To Gordon, "Cécilia is the kind of woman all women want to be and every man wants to be with. She is so ballsy."

She added, "When the marriage ran into rough waters, she turned the tables on him, she left him -- I admire that feistiness. And I think the French like her for being authentic."

She's so insistent on being authentic that she has even spoken of her pride in not having a single drop of French blood in her veins.

No wonder then that her wardrobe choice for the presidential inauguration was not a Chanel, Dior or Yves Saint Laurent suit but a Prada dress from the latest spring/summer collection and costing a not-too-shabby $1,965.

Born in Paris to a Russian father and a Spanish mother, and now first lady of France, Madame Sarkozy seems to revel in "not being a typical first wife," according to Gordon.

When ABCNEWS.com spoke to Paris-based Peter Gumbel, a senior writer for Time magazine, he wondered aloud, "Will Cécilia even stick around as first lady? We have no idea!"

For the time being, she seems content to keep the media (and perhaps, the president) guessing.

This week alone, two conflicting reports emerged of her presumed role as first lady.

In the first, published in France's Le Figaro newspaper, presidential sources revealed that Cécilia had hired a respected diplomat, Nicolas de la Granville, to serve as an adviser to her and help her navigate the world stage, playing a complementary role to her husband.

The second report focused on her sudden disappearance from the G-8 summit in Heiligendamm, Germany. After wowing photographers and journalists in a little black dress at the G-8 leaders' dinner on Wednesday, Madame Sarkozy vanished.

She was nowhere to be seen when Laura Bush, Cherie Blair, and other first ladies gathered for the traditional photo of presidential spouses on Thursday.

A spokesman for the Elysée Palace later said: "She chose to return to Paris for personal reasons. It is her daughter Jeanne-Marie's 20th birthday and she wanted to be with her girls."

It has barely been a month since Nicolas Sarkozy became President Sarkozy and Cécilia Sarkozy became first lady of France.
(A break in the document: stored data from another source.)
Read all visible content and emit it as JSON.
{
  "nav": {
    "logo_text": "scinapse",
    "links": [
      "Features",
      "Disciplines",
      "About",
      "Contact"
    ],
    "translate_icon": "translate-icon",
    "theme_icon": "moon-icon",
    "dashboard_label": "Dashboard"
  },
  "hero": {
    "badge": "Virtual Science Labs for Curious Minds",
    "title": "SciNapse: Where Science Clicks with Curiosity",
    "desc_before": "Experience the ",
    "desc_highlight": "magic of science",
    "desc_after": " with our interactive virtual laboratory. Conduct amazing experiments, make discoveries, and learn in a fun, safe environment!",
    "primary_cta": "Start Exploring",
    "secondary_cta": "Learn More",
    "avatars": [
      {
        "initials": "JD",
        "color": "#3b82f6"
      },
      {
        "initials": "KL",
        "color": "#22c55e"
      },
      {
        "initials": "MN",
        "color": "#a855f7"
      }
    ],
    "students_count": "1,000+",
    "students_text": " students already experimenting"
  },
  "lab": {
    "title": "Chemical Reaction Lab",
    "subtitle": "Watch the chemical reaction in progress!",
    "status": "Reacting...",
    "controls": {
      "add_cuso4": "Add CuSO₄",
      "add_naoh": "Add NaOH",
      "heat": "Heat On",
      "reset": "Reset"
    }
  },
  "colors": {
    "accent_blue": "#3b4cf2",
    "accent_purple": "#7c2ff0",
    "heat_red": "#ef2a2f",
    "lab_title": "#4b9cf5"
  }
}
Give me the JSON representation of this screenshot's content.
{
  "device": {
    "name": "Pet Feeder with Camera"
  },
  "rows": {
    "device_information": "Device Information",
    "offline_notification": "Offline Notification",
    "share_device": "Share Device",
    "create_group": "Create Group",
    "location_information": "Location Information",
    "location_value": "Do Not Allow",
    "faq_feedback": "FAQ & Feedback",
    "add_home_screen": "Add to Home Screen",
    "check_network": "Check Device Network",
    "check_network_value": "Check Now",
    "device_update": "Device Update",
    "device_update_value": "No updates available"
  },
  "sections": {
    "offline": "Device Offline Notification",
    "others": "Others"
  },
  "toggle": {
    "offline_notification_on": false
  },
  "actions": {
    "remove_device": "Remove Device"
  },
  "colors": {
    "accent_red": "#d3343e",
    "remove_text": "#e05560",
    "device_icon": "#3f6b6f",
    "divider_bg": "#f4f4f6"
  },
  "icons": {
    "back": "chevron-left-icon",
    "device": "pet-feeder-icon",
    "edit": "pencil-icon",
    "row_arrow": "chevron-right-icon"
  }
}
In the first round, Madame Sarkozy's personal priorities seem to have triumphed over stately protocol.

But power, and presidential power in particular has a way of changing people.

In a world that has seen the wives and widows of leaders rise to political prominence in countries from the USA to India, perhaps Cécilia Sarkozy will once again assume a leading role in handling her husband's political career.

Or maybe she will return to an old dream of hers. When asked in 2004 where she hoped to be in three years' time, she replied, "Jogging in Central Park in New York."

Maeva Bambuck and Ben Barnier contributed to the reporting of this story.